Because I looooove turning one type of food into something unexpected (hello Cookie Remix), I had the thought one morning to transform a peanut butter and jelly sandwich into an irresistible cupcake. And since I also have a love for hiding food inside of food (like with these Chocolate Crinkle Cookies) the jelly is hiding in the center, secretly waiting to be discovered. My boys did all kinds of ooo-ing and mmm-ing and kept asking for one more? Another? How about another?
I made both regular- and mini-size Peanut Butter and Jelly Cupcakes and our favorite version was by far the mini. They seemed to have the perfect amount of frosting, jelly and topping.
Drizzling the strawberry ice cream topping over the tops was a last-minute call, but a GOOD one. This step can be skipped, but I love the touch of color the topping adds to the outside of the cupcakes. If you’ll be serving these at a gathering, drizzle just before serving. Guests will be WOWed!
Also, don’t throw away the bits of cupcake that you cut out of the centers. Use them to make Cupcake Truffles! Enjoy these yummy PBJ Cupcakes and I hope your week is going great!
Peanut Butter and Jelly Cupcakes
- 3/4 cup salted butter softened (1 1/2 sticks)
- 1 cup granulated sugar
- 3 egg whites
- 1 tsp. vanilla extract
- 2 cups all-purpose flour
- 3 tsp. baking powder
- 1/2 tsp. salt
- 1/2 cup sour cream
- 1/3 cup heaving whipping cream
- 1/2 cup strawberry or grape jelly
- 1/4 cup strawberry ice cream topping optional
- 4 tbsp. salted butter softened
- 1 cup creamy peanut butter
- 2 cups confectioners sugar
- 2/3 cup heavy whipping cream
MAKE THE CUPCAKES
- Preheat oven to 350°F and line regular or mini cupcake tins with cupcake liners. Using a stand mixer fitted with the paddle attachment (or a large mixing bowl with a hand mixer), combine the butter, sugar, egg whites and vanilla extract and beat on medium-low speed until creamy.
- In a separate bowl, combine the flour, baking powder and salt. Mix well. Gradually add to the butter mixture and beat on medium-low speed until just combined. Add the sour cream and heavy cream and mix until just combined.
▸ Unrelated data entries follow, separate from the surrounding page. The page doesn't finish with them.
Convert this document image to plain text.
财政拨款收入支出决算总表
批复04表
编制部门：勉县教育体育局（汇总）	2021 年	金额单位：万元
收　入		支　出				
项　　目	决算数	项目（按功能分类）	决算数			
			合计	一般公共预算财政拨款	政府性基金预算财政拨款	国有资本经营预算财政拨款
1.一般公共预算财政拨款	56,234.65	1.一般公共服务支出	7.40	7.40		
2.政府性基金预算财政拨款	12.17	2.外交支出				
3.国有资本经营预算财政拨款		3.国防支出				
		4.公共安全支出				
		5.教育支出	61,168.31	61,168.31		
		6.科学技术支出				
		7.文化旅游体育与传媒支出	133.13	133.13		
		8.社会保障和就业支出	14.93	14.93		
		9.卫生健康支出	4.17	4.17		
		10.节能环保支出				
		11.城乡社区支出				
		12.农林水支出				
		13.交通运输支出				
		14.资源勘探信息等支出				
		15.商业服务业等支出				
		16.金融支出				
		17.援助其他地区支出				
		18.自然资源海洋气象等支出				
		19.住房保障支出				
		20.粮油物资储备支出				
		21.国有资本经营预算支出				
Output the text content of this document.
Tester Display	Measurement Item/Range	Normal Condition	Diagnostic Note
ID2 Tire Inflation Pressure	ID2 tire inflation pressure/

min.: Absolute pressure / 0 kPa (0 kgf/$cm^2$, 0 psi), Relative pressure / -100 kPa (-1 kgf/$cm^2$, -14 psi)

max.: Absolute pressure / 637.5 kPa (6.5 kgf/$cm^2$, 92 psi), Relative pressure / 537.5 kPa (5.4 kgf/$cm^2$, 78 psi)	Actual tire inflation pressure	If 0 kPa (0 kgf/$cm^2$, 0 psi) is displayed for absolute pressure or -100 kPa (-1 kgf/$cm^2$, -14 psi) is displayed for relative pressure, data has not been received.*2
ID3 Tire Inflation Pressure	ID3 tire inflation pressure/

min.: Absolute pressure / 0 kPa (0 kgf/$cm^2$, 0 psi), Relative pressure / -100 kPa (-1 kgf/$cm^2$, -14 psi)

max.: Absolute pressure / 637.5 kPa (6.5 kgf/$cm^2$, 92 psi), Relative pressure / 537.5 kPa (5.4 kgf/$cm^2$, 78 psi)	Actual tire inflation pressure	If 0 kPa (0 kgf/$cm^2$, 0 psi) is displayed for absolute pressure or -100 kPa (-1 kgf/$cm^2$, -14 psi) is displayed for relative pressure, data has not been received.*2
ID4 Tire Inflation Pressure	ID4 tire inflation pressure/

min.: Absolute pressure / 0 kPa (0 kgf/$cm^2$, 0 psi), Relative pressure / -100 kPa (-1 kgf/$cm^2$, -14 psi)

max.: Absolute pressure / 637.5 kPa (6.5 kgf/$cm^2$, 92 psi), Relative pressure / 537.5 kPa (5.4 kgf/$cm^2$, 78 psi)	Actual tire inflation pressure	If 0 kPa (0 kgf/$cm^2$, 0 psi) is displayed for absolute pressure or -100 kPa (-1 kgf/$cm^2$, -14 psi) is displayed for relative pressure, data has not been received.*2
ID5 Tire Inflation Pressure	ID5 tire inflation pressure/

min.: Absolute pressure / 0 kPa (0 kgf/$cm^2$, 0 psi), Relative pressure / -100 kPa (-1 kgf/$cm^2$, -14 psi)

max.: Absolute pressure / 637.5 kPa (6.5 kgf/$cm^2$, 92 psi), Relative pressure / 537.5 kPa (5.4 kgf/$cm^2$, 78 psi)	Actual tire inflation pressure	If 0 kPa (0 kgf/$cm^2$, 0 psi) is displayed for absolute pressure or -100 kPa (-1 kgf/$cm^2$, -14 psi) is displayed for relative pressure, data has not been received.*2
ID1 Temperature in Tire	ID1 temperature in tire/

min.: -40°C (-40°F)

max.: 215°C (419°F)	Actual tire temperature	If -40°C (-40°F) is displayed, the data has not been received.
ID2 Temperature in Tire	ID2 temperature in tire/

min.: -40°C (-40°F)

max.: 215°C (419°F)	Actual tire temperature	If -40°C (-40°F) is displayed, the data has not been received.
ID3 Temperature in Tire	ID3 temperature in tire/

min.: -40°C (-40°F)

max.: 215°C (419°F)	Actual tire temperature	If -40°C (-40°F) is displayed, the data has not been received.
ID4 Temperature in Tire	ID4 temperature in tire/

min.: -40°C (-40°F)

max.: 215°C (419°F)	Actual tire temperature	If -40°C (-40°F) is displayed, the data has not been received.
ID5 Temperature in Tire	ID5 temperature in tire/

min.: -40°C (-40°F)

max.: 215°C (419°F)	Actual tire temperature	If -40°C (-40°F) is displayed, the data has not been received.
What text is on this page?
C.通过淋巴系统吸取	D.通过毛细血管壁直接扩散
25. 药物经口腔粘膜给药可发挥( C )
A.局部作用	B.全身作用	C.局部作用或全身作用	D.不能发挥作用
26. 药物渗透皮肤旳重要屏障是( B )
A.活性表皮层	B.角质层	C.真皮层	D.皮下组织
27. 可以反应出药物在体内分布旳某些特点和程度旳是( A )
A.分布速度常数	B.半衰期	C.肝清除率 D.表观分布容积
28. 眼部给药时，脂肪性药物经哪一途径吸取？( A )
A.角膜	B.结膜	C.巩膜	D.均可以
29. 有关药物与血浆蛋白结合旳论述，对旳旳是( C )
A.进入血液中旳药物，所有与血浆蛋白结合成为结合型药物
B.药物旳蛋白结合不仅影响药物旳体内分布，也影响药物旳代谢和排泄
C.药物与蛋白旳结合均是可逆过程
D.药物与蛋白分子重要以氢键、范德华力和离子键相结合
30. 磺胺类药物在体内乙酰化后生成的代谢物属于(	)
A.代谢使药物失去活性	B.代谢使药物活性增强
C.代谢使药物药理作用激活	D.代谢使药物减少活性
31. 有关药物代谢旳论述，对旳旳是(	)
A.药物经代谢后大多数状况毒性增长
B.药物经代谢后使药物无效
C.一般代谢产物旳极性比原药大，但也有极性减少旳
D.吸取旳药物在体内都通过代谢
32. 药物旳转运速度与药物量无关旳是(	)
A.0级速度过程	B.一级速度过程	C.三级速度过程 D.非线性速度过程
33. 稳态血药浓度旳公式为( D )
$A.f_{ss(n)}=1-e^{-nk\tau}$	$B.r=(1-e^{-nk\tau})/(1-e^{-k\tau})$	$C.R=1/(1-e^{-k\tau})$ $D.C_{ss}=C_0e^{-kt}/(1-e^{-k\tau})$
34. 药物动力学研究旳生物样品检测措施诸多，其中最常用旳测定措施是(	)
- Fill each cupcake liner with batter (it will be thick and should nearly reach the top of the liner) and bake in the preheated oven for 14-16 minutes (9-11 min, if making mini cupcakes), or until a toothpick inserted into the centers come out clean. Let cool.
MAKE THE FROSTING
- In a large bowl, mix (using whisk attachments) the butter with a hand-held or stand mixer on medium speed until fluffy. Add the peanut butter, confectioners’ sugar and heavy whipping cream and mix on medium speed for 1-2 minutes, or until frosting is smooth and spreadable.
ASSEMBLE THE CUPCAKES
- Using a sharp knife cut a 1-inch chunk out of the top center of each cupcake. Spoon 1/2 teaspoon of the jelly into each hole. Spread or pipe the frosting over the tops. Drizzle the ice cream topping over the tops and serve!